I am not so sure you can have both server and ifconfig in the same configuration. float is not needed when you are confuring the server.
Other than that I don't see anything very wrong.
Just in case these won't work, I suggest to create a basic server config and then customize it to your needs.
Switched off float and ifconfig, no impact.
As you stated, it must be somerhing on the server side, I‘ll try to minimize to openvpn basic openvpn commands in the server conf file.
cheers Blinton
I found the error, which was in the firewall, permuted src and dest for lan and server...
However, wanted to block the ssh port to the router from the second site (config rule, target REJECT) which doesn‘t block. Maybe I need to use something with DNAT (what‘s the difference) ?

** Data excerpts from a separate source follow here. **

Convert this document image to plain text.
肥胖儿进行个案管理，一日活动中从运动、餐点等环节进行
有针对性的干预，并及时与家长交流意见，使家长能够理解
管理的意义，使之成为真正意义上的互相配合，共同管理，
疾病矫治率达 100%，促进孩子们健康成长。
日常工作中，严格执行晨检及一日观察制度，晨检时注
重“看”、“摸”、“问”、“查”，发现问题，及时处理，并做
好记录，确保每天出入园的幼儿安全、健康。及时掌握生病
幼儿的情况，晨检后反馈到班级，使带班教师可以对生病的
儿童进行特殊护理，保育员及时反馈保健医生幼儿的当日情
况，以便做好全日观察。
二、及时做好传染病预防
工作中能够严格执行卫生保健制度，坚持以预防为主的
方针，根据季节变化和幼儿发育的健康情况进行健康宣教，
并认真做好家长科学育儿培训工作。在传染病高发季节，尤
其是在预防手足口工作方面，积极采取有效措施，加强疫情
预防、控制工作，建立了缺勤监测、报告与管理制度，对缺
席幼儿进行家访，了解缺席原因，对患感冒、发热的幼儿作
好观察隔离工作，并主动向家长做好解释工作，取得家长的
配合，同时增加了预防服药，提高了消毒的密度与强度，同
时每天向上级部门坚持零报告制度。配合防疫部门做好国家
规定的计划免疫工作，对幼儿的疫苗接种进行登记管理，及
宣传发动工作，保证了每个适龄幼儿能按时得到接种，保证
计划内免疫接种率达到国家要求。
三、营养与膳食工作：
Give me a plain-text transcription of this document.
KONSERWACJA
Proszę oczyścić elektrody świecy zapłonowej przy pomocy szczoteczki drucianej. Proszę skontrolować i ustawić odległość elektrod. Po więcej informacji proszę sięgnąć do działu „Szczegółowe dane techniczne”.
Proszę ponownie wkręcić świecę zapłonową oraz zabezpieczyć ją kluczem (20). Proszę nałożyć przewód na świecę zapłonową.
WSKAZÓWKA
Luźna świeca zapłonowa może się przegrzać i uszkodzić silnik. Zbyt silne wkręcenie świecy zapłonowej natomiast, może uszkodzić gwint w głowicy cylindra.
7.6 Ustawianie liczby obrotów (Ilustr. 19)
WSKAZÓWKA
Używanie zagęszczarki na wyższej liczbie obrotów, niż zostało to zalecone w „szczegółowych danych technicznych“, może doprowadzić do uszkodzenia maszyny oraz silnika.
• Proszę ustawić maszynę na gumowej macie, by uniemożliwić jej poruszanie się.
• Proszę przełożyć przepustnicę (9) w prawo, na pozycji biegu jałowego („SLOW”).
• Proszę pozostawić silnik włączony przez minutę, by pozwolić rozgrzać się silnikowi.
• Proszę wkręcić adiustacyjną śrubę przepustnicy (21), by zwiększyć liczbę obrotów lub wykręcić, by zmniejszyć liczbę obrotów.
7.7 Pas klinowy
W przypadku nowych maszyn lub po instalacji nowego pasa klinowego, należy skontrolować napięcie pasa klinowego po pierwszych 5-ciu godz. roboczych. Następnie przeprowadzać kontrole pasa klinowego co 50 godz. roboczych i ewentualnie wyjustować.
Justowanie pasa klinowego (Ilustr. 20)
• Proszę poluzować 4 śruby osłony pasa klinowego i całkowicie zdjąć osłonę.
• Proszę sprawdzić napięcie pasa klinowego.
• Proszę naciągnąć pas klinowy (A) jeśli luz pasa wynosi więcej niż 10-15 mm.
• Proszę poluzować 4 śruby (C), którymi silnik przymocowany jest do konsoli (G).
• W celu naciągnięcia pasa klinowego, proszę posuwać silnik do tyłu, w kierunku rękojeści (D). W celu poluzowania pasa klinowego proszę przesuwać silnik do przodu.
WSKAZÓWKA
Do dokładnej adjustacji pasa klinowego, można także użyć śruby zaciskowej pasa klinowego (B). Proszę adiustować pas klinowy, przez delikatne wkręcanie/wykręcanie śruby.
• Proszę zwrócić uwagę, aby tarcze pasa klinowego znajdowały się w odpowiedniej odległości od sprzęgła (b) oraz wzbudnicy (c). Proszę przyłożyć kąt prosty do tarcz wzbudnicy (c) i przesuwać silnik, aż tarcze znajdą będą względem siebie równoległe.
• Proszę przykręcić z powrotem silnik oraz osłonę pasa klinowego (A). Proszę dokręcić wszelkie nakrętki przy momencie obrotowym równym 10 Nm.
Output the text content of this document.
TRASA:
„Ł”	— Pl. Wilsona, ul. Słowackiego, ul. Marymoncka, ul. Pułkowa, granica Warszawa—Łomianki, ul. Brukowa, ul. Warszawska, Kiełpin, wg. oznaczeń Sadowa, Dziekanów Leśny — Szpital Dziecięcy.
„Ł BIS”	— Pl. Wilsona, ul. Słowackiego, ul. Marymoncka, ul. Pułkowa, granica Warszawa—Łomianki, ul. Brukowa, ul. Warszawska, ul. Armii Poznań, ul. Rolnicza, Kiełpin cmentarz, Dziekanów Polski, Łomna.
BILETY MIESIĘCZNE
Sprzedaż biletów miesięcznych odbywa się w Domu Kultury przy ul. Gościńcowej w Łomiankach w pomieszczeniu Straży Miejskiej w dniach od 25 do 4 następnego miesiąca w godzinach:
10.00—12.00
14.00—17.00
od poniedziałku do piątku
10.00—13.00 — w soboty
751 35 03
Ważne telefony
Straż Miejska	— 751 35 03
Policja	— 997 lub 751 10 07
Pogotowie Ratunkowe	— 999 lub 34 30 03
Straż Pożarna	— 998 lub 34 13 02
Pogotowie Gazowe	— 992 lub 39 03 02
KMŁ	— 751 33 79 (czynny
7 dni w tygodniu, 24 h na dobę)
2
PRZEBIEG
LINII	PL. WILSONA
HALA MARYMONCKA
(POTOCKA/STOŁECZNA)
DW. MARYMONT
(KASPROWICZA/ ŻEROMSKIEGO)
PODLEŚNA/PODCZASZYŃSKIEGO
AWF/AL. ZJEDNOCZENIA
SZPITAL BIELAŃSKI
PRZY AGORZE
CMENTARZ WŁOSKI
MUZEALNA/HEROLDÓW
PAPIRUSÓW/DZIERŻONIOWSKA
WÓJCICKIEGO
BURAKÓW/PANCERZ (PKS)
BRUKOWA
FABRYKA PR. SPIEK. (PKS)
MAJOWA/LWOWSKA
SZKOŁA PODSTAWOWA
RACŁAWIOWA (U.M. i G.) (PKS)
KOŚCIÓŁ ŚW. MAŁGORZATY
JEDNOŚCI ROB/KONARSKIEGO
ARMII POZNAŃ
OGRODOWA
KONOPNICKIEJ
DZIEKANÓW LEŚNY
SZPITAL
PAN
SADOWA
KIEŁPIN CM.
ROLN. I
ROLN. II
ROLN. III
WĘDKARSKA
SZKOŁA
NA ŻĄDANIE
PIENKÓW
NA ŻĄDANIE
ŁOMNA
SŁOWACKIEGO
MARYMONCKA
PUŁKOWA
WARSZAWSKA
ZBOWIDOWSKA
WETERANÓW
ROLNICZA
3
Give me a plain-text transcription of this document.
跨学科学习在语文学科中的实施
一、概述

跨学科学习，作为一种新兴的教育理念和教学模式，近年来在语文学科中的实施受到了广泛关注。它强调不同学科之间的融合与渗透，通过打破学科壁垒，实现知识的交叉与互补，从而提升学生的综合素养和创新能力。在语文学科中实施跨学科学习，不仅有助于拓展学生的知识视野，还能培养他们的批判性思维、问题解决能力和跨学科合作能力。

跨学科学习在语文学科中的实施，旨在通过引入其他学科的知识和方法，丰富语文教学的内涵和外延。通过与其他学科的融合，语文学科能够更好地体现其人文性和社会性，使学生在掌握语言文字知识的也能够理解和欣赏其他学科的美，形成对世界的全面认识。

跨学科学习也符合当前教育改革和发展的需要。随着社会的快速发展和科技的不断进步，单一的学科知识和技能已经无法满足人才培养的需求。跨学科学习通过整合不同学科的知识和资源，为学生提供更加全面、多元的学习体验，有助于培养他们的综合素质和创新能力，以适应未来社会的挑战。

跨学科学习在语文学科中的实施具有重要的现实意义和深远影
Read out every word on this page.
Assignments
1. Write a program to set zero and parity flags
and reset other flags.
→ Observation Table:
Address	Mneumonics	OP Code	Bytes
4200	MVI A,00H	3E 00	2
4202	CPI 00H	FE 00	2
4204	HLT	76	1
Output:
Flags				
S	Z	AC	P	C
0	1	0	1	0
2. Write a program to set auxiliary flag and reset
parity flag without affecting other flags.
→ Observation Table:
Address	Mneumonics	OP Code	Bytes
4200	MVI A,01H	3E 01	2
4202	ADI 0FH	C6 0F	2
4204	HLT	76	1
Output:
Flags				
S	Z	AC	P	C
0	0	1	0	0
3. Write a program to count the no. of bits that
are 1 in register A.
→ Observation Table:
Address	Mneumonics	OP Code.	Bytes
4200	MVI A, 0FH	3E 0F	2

How do you write this rule?
DNAT is for rewritting the destination fields of the packet, i.e different IP and port.
A rule will allow or deny (or do other things) to a packet.
If you specify both src and dest, it is FORWARD rule, however you need INPUT rule.
dest zone name no (none) Specifies the traffic destination zone . Must refer to one of the defined zone names , or * for any zone. If specified, the rule applies to forwarded traffic; otherwise, it is treated as input rule.